経営の健全性・効率性について
前年度の渇水傾向の解消や、償却資産の更新に伴う減価償却費の減少等から、経常費用は減少したものの、感染症に伴う経済支援としての水道料金の軽減を令和3年度は実施しなかったが使用水量が減少傾向にあることや県補助金等の減額により、経常収益が伸びず、経常収支比率は増となったが、100%を下回った。単年度での損失は生じたが、欠損金は生じていないため、累積欠損金比率は0%となっている。流動比率については、支払消費税による未払金の発生による流動負債の増加と損失による流動資産の減少から、前年度比で低下しているものの、全国平均値と比較すると高い数値となっている。
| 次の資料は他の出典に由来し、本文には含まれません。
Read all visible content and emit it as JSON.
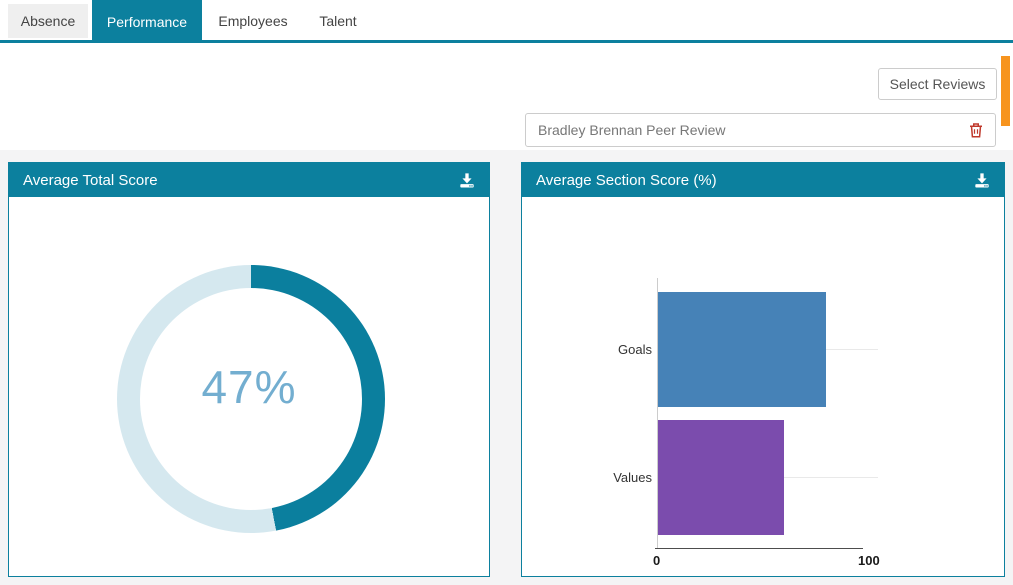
{
  "tabs": [
    {
      "label": "Absence",
      "active": false
    },
    {
      "label": "Performance",
      "active": true
    },
    {
      "label": "Employees",
      "active": false
    },
    {
      "label": "Talent",
      "active": false
    }
  ],
  "toolbar": {
    "select_reviews_label": "Select Reviews"
  },
  "review_filter": {
    "value": "Bradley Brennan Peer Review",
    "delete_icon": "trash-icon"
  },
  "cards": {
    "total_score": {
      "title": "Average Total Score",
      "icon": "download-icon"
    },
    "section_score": {
      "title": "Average Section Score (%)",
      "icon": "download-icon"
    }
  },
  "colors": {
    "accent_teal": "#0c809e",
    "donut_filled": "#0b7f9e",
    "donut_remainder": "#d5e8ef",
    "donut_label": "#73aed0",
    "bar_goals": "#4682b7",
    "bar_values": "#7b4cad",
    "orange_bar": "#f7941e",
    "trash_red": "#c0392c"
  },
  "chart_data": [
    {
      "type": "pie",
      "variant": "donut",
      "title": "Average Total Score",
      "value": 47,
      "max": 100,
      "center_label": "47%",
      "segments": [
        {
          "name": "score",
          "value": 47,
          "color": "#0b7f9e"
        },
        {
          "name": "remainder",
          "value": 53,
          "color": "#d5e8ef"
        }
      ]
    },
    {
      "type": "bar",
      "orientation": "horizontal",
      "title": "Average Section Score (%)",
      "categories": [
        "Goals",
        "Values"
      ],
      "values": [
        80,
        60
      ],
      "bar_colors": [
        "#4682b7",
        "#7b4cad"
      ],
      "xlim": [
        0,
        100
      ],
      "x_ticks": [
        "0",
        "100"
      ],
      "grid": true,
      "legend": "none"
    }
  ]
}
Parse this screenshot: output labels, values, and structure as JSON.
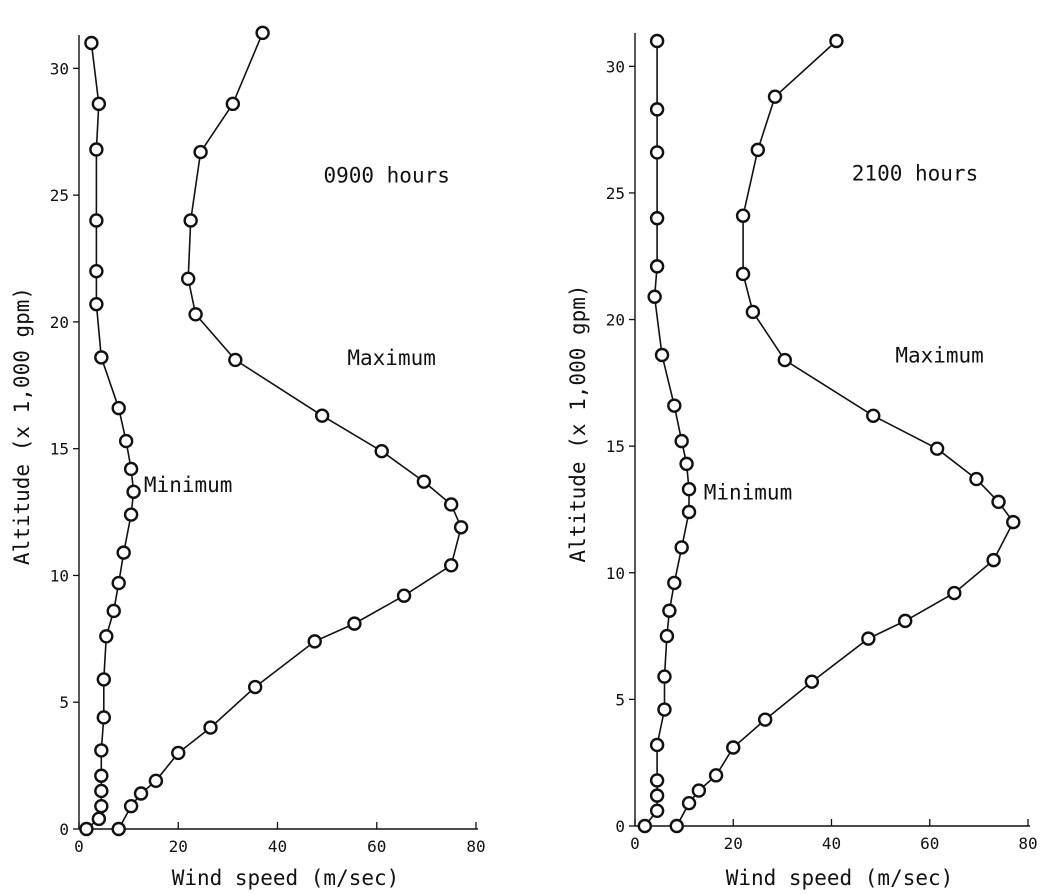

企業債残高対給水収益比率については、年度中の借入がなく償還が進み、給水収益が前年度より増加したことから比率は低下した。料金回収率についても100%を下回っている状況にあり、他会計補助金等の料金収入以外への依存が大きい状況にある。施設利用率については、当初計画が観光需要の見込みから平均配水量などを多く見ており、全国平均を下回っている。有収率については、料金軽減を実施しなかったことから、前々年度水準まで回復したが、管路の老朽化等による漏水等により、逓減している。前年度の経済支援の影響で変動した指標もみられるが、老朽化の進行により経常経費は増加しており、計画的事業実施による営業費用の抑制と平準化に努め、効率的かつ健全な事業運営に努める。
老朽化の状況について
事業開始当初に布設した管路について、40年以上が経過していることから管路経年化率が0.73%となったが、布設時期に若干のずれがあるため、数値に変動がない。管路更新率も0%のままであるが、主要管路の送水管の更新を予定している。老朽化の進行による配水管漏水の増加や鉛給水管交換など、修繕費や更新工事等の維持管理費用の増加が今後も見込まれる。制水弁において塩害による不具合が見られることから、制水弁更新を実施するともに、道路修繕に併せ鉛給水管の布設替えを行うなど、事業の効率化を図っている。毎年増加する維持管理に要する財源確保と事業合理化による、効率的な更新工事を実施し、収支バランスをとりながら、健全な経営への努力が引き続き課題となっている。
全体総括
経済支援という単年度の要因が解消されたものの、経営については、赤字経営となった。災害その他の緊急時を含めた、安定した水供給の観点から、施設の維持管理は重要であるが、老朽化が進行した施設更新需要は今後も増加が見込まれる状況にあり、事業の適切な実施と合理化が課題である。また他会計からの繰出金を受けていることからも財政基盤の安定化と将来負担水準の適正化が求められる。緊急性や費用対効果を十分に考慮・検討しコスト削減に併せて、経営の合理化を推進する体制作りの検討協議を行い持続可能な経営力の確保に努める。